Вечером, после выноса тела в церковь, когда остались вдвоем, дед рассказал, что странник собрался-таки в Старосольск, на могилу Акличеева, и там, выполнив все как полагается, отслужив панихиду и уже идучи с кладбища, наткнулся на заросшую травой плиту, на которой прочел собственное имя с годом рождения и мнимой смерти. Должно быть, сам Акличеев, сразу после увоза из острога, приказал сделать и положить эту плиту, чтобы никому в голову не пришло, как же он, когда-то славивший Жаркого своим спасителем, даже в арестантскую возивший к нему лекаря, тут сразу как бы забыл о нем. На Якова Семеновича такая неожиданность сильно подействовала. Еще бы, свою могилу увидеть, это хоть кого взволнует. От кашля и одышки едва пришел он из города, а через несколько дней, несмотря на дедовы отговоры, собрался еще дальше, за сорок верст, в Рдейскую пустынь на богомолье. Но отошел только верст пять, и подобрали его в поле высоцкие мужики, совсем обессиленного и закоченелого.
— Уж мы с Кирюшкой, приятелем твоим, с час никак водкой его оттирали, — рассказывал Яков Федорович. — Потом на печку взмостили и укутали. Наутро стал он оттуда голос подавать. Я поначалу подумал было, что на поправку пошел. Ведь такой молчаливый был, а тут прямо без удержу то ли рассказывает, то ли бредит. Все про Сибирь. Смотрит на окна, — в аккурат первый снег полетел, — да и говорит про стужу тамошнюю, про птиц, что на лету мерзнут, про кушанья разные, замороженные, как на дорогу в мешках их берут да отогревают на станциях. Потом про тамошнюю почтовую гоньбу заговорил, как несутся по тракту, с солдатами на козлах да на запятках, сани, груженные золотом, добытым колодниками в рудниках. И сами эти колодники как в мороз идут, цепями бренчат. Меня аж озноб по коже подрал, когда начал рассказывать, как через любую одежду, хоть бы и через овчину, стынут кости от кандалов да как в острогах на пути стонут, отогреваясь, горемычные, плачут от лютой боли.
— Но как же он, дедушка, все-таки в Сибирь попал? Своей волей, или дознались в конце концов про прошлое и сослали? Рассказывал тебе? — спросил Яков Александрович.

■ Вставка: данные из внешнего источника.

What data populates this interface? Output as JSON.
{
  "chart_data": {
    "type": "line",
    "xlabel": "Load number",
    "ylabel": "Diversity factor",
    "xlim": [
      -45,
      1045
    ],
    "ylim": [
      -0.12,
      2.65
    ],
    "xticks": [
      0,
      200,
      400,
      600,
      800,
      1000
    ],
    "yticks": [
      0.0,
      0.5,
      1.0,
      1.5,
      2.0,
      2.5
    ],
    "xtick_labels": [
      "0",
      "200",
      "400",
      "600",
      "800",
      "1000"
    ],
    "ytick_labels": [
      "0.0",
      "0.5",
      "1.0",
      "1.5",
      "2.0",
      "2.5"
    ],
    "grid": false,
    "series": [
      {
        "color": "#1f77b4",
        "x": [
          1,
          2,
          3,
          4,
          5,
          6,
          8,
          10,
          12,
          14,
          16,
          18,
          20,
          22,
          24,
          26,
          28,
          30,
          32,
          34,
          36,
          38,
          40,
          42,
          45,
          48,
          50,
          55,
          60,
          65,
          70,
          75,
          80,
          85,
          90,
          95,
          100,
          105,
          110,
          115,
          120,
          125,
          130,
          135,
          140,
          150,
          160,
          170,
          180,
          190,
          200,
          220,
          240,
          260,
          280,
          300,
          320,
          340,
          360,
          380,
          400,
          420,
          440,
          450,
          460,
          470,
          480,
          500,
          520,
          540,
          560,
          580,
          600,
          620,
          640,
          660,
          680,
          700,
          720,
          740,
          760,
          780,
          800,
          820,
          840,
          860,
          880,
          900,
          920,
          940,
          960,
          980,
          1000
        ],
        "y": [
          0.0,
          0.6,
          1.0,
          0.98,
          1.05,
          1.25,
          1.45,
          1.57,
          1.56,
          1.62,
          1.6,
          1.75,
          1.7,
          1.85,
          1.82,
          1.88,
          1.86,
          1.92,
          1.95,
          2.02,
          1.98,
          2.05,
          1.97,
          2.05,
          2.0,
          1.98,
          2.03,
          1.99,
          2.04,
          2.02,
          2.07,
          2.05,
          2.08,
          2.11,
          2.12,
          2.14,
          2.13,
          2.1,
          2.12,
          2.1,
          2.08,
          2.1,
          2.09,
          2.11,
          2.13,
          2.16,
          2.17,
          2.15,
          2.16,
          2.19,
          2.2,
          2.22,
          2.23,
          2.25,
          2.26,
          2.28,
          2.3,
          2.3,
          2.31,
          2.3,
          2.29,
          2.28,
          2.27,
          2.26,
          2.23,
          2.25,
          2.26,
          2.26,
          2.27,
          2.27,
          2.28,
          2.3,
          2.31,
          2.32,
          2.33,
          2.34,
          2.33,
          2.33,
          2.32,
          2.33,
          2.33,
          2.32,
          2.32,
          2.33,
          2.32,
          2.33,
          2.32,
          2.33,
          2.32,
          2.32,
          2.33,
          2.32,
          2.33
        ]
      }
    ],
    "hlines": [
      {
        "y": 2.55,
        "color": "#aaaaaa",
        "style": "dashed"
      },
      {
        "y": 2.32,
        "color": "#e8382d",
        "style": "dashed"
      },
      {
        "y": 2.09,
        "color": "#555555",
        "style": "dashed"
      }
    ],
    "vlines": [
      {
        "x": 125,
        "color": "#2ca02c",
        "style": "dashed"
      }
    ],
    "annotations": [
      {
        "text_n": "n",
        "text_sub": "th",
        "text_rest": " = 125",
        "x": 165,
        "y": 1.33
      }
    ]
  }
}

— Рассказывал и про это, еще как из Старосольска пришел, — отозвался дед. — Только вовсе коротко. Переправил его, видишь ты, поначалу Акличеев на Волгу, в город Ярослав. Да встретился тут ему барин один, что раньше его майором знавал, и пришлось скорее от тех мест бежать, чтобы дело-то не открылось и тем Акличеева и людей, которые его выхаживали, под суд и каторгу не подвесть. Но и в новом месте, через год, что ли, приключилось то же, другой человек из старых знакомцев навернулся и узнал было. Тогда и решил он в самую дичь да глушь сибирскую забраться. Там лет пятнадцать никак и прожил.
— А что же делал там?
— Что калеке хворому делать? Писарем при остроге нанялся, благо писать да на счетах считать ловко левшой умел.
— И тут уж никто его не узнавал? — спросил Яша.
— Так нет же, узнал и тут один человек, — тряхнул головой дед. — Вот как про колодников он нарассказал, то вдруг и спрашивает меня: «А Курилина помнишь?» Нет, говорю. «Гренадером в моей роте служил». Это значит, когда он ротой-то в Киевском полку командовал. Оказывается, Курилина этого Егор-то Герасимович так наказанием да придирками донимал, что тот, бедняга, из полка сбежал да мало-помалу от бродяжничества да воровства к душегубству дошел и в вечную каторгу угодил. Вот там-то им опять встретиться и друг друга узнать довелось. Просил его Жаркий не выдавать, за Акличеева все тревожился, а тот над ним насмехался, куражился, «папенькой крестным» величал да деньги все, какие были, за молчание выцыганивал. Этакое-то тяжкое дело у них и шло, пока не сбег Курилин из острога, никак года через два, что ли… Вот только и рассказал про все двадцать лет… Видишь, вышло оно как: ни солдатом, ни офицером в сражении, ни арестантом в остроге, ни бродягой на тракту помереть ему не довелось, а как и родился — чисто по-крестьянски, на печи.